入賞した慶應義塾大学 文学部3年生 林 智哉(はやし ともや)さん

 林さんは、国際社会が「歴史の転換点」を迎える中、日本の民主主義を防衛し、国際社会での信頼性を高める上で不可欠な基盤になるよう、次世代外交の中核として「認知戦」への対応を据え、外国勢力による情報操作に対し脆弱な日本の現状を克服するための戦略を提言しました。

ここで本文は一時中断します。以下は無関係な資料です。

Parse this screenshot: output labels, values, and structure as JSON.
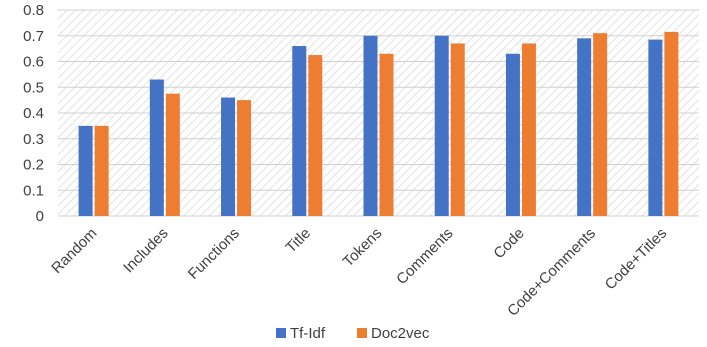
{
  "chart_data": {
    "type": "bar",
    "categories": [
      "Random",
      "Includes",
      "Functions",
      "Title",
      "Tokens",
      "Comments",
      "Code",
      "Code+Comments",
      "Code+Titles"
    ],
    "series": [
      {
        "name": "Tf-Idf",
        "color": "#4472C4",
        "values": [
          0.35,
          0.53,
          0.46,
          0.66,
          0.7,
          0.7,
          0.63,
          0.69,
          0.685
        ]
      },
      {
        "name": "Doc2vec",
        "color": "#ED7D31",
        "values": [
          0.35,
          0.475,
          0.45,
          0.625,
          0.63,
          0.67,
          0.67,
          0.71,
          0.715
        ]
      }
    ],
    "ylim": [
      0,
      0.8
    ],
    "yticks": [
      "0",
      "0.1",
      "0.2",
      "0.3",
      "0.4",
      "0.5",
      "0.6",
      "0.7",
      "0.8"
    ],
    "grid": true,
    "legend_position": "bottom"
  }
}
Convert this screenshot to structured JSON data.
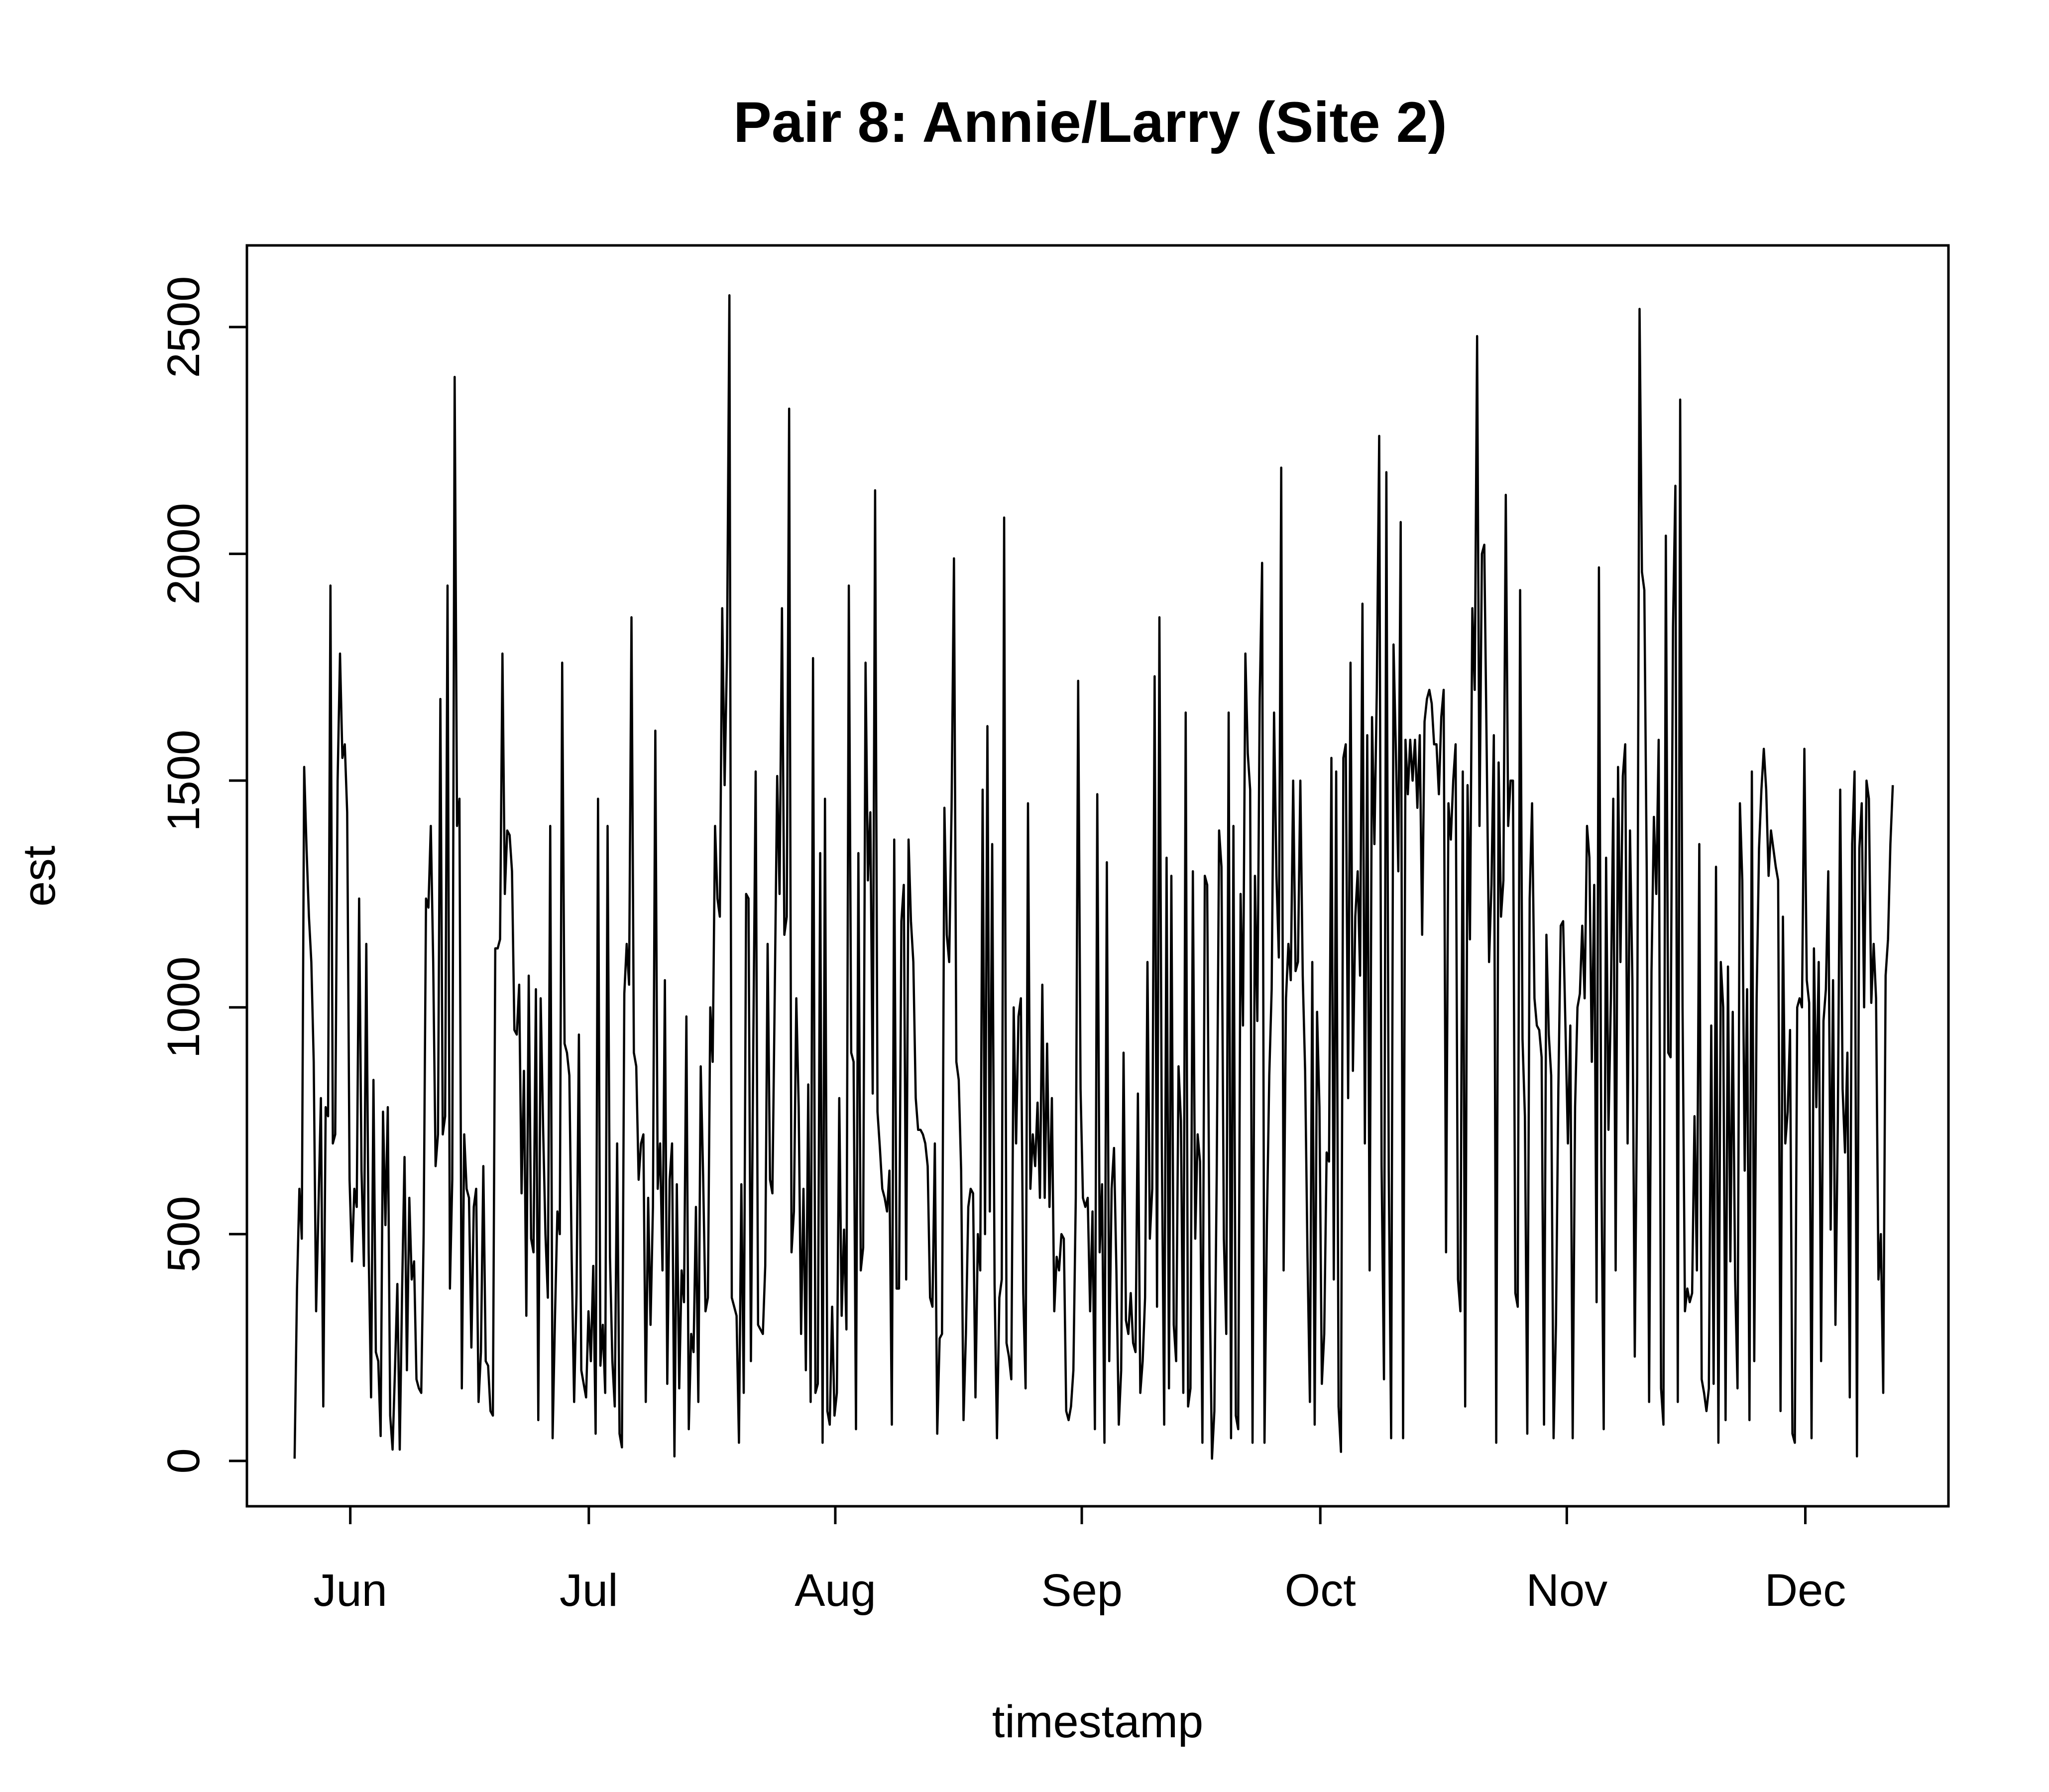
{
  "chart_data": {
    "type": "line",
    "title": "Pair 8: Annie/Larry (Site 2)",
    "xlabel": "timestamp",
    "ylabel": "est",
    "x_axis_type": "date",
    "x_start": "2015-05-25",
    "x_end": "2015-12-12",
    "x_range": [
      "2015-05-19",
      "2015-12-19"
    ],
    "ylim": [
      -100,
      2680
    ],
    "y_ticks": [
      0,
      500,
      1000,
      1500,
      2000,
      2500
    ],
    "x_ticks": [
      {
        "label": "Jun",
        "date": "2015-06-01"
      },
      {
        "label": "Jul",
        "date": "2015-07-01"
      },
      {
        "label": "Aug",
        "date": "2015-08-01"
      },
      {
        "label": "Sep",
        "date": "2015-09-01"
      },
      {
        "label": "Oct",
        "date": "2015-10-01"
      },
      {
        "label": "Nov",
        "date": "2015-11-01"
      },
      {
        "label": "Dec",
        "date": "2015-12-01"
      }
    ],
    "grid": false,
    "legend": "none",
    "series_color": "#000000",
    "series": [
      {
        "values": [
          5,
          380,
          600,
          490,
          1530,
          1350,
          1200,
          1100,
          880,
          330,
          560,
          800,
          120,
          780,
          760,
          1930,
          700,
          720,
          1500,
          1780,
          1550,
          1580,
          1430,
          620,
          440,
          600,
          560,
          1240,
          640,
          430,
          1140,
          460,
          140,
          840,
          240,
          220,
          55,
          770,
          520,
          780,
          100,
          25,
          200,
          390,
          25,
          380,
          670,
          200,
          580,
          400,
          440,
          180,
          160,
          150,
          500,
          1240,
          1220,
          1400,
          1100,
          650,
          720,
          1680,
          720,
          760,
          1930,
          380,
          620,
          2390,
          1400,
          1460,
          160,
          720,
          600,
          580,
          250,
          560,
          600,
          130,
          240,
          650,
          220,
          210,
          110,
          100,
          1130,
          1130,
          1150,
          1780,
          1250,
          1390,
          1380,
          1300,
          950,
          940,
          1050,
          590,
          860,
          320,
          1070,
          490,
          460,
          1040,
          90,
          1020,
          740,
          500,
          360,
          1400,
          50,
          320,
          550,
          500,
          1760,
          920,
          900,
          850,
          440,
          130,
          370,
          940,
          200,
          170,
          140,
          330,
          220,
          430,
          60,
          1460,
          210,
          300,
          150,
          1400,
          450,
          220,
          120,
          700,
          60,
          30,
          1030,
          1140,
          1050,
          1860,
          900,
          870,
          620,
          700,
          720,
          130,
          580,
          300,
          560,
          1610,
          600,
          700,
          420,
          1060,
          170,
          620,
          700,
          10,
          610,
          160,
          420,
          350,
          980,
          70,
          280,
          240,
          560,
          130,
          870,
          630,
          330,
          360,
          1000,
          880,
          1400,
          1240,
          1200,
          1880,
          1490,
          1780,
          2570,
          360,
          340,
          320,
          40,
          610,
          150,
          1250,
          1240,
          220,
          920,
          1520,
          300,
          290,
          280,
          430,
          1140,
          620,
          590,
          1040,
          1510,
          1250,
          1880,
          1160,
          1200,
          2320,
          460,
          550,
          1020,
          780,
          280,
          600,
          200,
          830,
          130,
          1770,
          150,
          170,
          1340,
          40,
          1460,
          110,
          80,
          340,
          100,
          150,
          800,
          320,
          510,
          290,
          1930,
          900,
          880,
          70,
          1340,
          420,
          470,
          1760,
          1280,
          1430,
          810,
          2140,
          770,
          690,
          600,
          580,
          550,
          640,
          80,
          1370,
          380,
          380,
          1190,
          1270,
          400,
          1370,
          1190,
          1100,
          800,
          730,
          730,
          720,
          700,
          650,
          360,
          340,
          700,
          60,
          270,
          280,
          1440,
          1160,
          1100,
          1440,
          1990,
          880,
          840,
          640,
          90,
          280,
          560,
          600,
          590,
          140,
          500,
          420,
          1480,
          500,
          1620,
          550,
          1360,
          390,
          50,
          360,
          400,
          2080,
          260,
          230,
          180,
          1000,
          700,
          980,
          1020,
          370,
          160,
          1450,
          600,
          720,
          650,
          790,
          580,
          1050,
          580,
          920,
          560,
          800,
          330,
          450,
          420,
          500,
          490,
          110,
          90,
          120,
          200,
          580,
          1720,
          820,
          580,
          560,
          580,
          330,
          550,
          70,
          1470,
          460,
          610,
          40,
          1320,
          220,
          600,
          690,
          420,
          80,
          200,
          900,
          310,
          280,
          370,
          260,
          240,
          810,
          150,
          220,
          360,
          1100,
          490,
          600,
          1730,
          340,
          1860,
          700,
          80,
          1330,
          160,
          1290,
          300,
          220,
          870,
          750,
          150,
          1650,
          120,
          160,
          1300,
          490,
          720,
          660,
          40,
          1290,
          1270,
          400,
          5,
          110,
          630,
          1390,
          1310,
          490,
          280,
          1650,
          50,
          1400,
          100,
          70,
          1250,
          960,
          1780,
          1560,
          1480,
          40,
          1290,
          970,
          1680,
          1980,
          40,
          520,
          850,
          1040,
          1650,
          1290,
          1110,
          2190,
          420,
          1020,
          1140,
          1060,
          1500,
          1080,
          1100,
          1500,
          1070,
          860,
          450,
          130,
          1100,
          80,
          990,
          780,
          170,
          280,
          680,
          660,
          1550,
          400,
          1520,
          120,
          20,
          1550,
          1580,
          800,
          1760,
          860,
          1200,
          1300,
          1070,
          1890,
          700,
          1600,
          420,
          1640,
          1360,
          1700,
          2260,
          650,
          180,
          2180,
          640,
          50,
          1800,
          1560,
          1300,
          2070,
          50,
          1590,
          1470,
          1590,
          1500,
          1590,
          1440,
          1600,
          1160,
          1630,
          1680,
          1700,
          1670,
          1580,
          1580,
          1470,
          1640,
          1700,
          460,
          1450,
          1370,
          1500,
          1580,
          400,
          330,
          1520,
          120,
          1490,
          1150,
          1880,
          1700,
          2480,
          1400,
          2000,
          2020,
          1570,
          1100,
          1270,
          1600,
          40,
          1540,
          1200,
          1280,
          2130,
          1400,
          1500,
          1500,
          370,
          340,
          1920,
          930,
          760,
          60,
          1240,
          1450,
          1020,
          960,
          950,
          890,
          80,
          1160,
          940,
          850,
          50,
          300,
          820,
          1180,
          1190,
          950,
          700,
          960,
          50,
          780,
          1000,
          1030,
          1180,
          1020,
          1400,
          1330,
          880,
          1270,
          350,
          1970,
          660,
          70,
          1330,
          730,
          1020,
          1460,
          420,
          1530,
          1100,
          1510,
          1580,
          700,
          1390,
          1060,
          230,
          850,
          2540,
          1960,
          1920,
          1300,
          130,
          1080,
          1420,
          1250,
          1590,
          160,
          80,
          2040,
          900,
          890,
          1840,
          2150,
          130,
          2340,
          1000,
          330,
          380,
          350,
          370,
          760,
          420,
          1360,
          180,
          150,
          110,
          160,
          960,
          170,
          1310,
          40,
          1100,
          1000,
          90,
          1090,
          440,
          990,
          400,
          160,
          1450,
          1280,
          640,
          1040,
          90,
          1520,
          220,
          1020,
          1350,
          1480,
          1570,
          1480,
          1290,
          1390,
          1350,
          1310,
          1280,
          110,
          1200,
          700,
          770,
          950,
          60,
          40,
          1000,
          1020,
          1000,
          1570,
          1060,
          1010,
          50,
          1130,
          780,
          1100,
          220,
          970,
          1040,
          1300,
          510,
          1060,
          300,
          750,
          1480,
          820,
          680,
          900,
          140,
          1360,
          1520,
          10,
          1350,
          1450,
          1000,
          1500,
          1460,
          1010,
          1140,
          1020,
          400,
          500,
          150,
          1070,
          1150,
          1360,
          1490
        ]
      }
    ]
  }
}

 タイトル:医療技術外交で拓く日本のソフトパワー戦略
 京都大学 医学部4年生 松田 小春(まつだ こはる)さん

入賞した京都大学 医学部4年生 松田 小春(まつだ こはる)さん

 松田さんは、医療は国境や政治体制を超えて信頼を生み出す分野であり、日本が培ってきた技術・制度・人材を活かし、世界の医療格差是正と国際的な安定に寄与していくために、日本は医療分野を通じた国際協力を強化し、「平和と健康」を両立させる新たな外交戦略を築くべきであるという提言を行いました。

【学生特別賞】

 「学生特別賞」は、審査員3名による審査とは別に、会場とオンラインで参加した学生に最も良かったと思うプレゼンテーションに1人1票で投票してもらい、最多得票数を集めた発表者に授与されたものです。松田 小春(まつだ こはる)さんが受賞しました。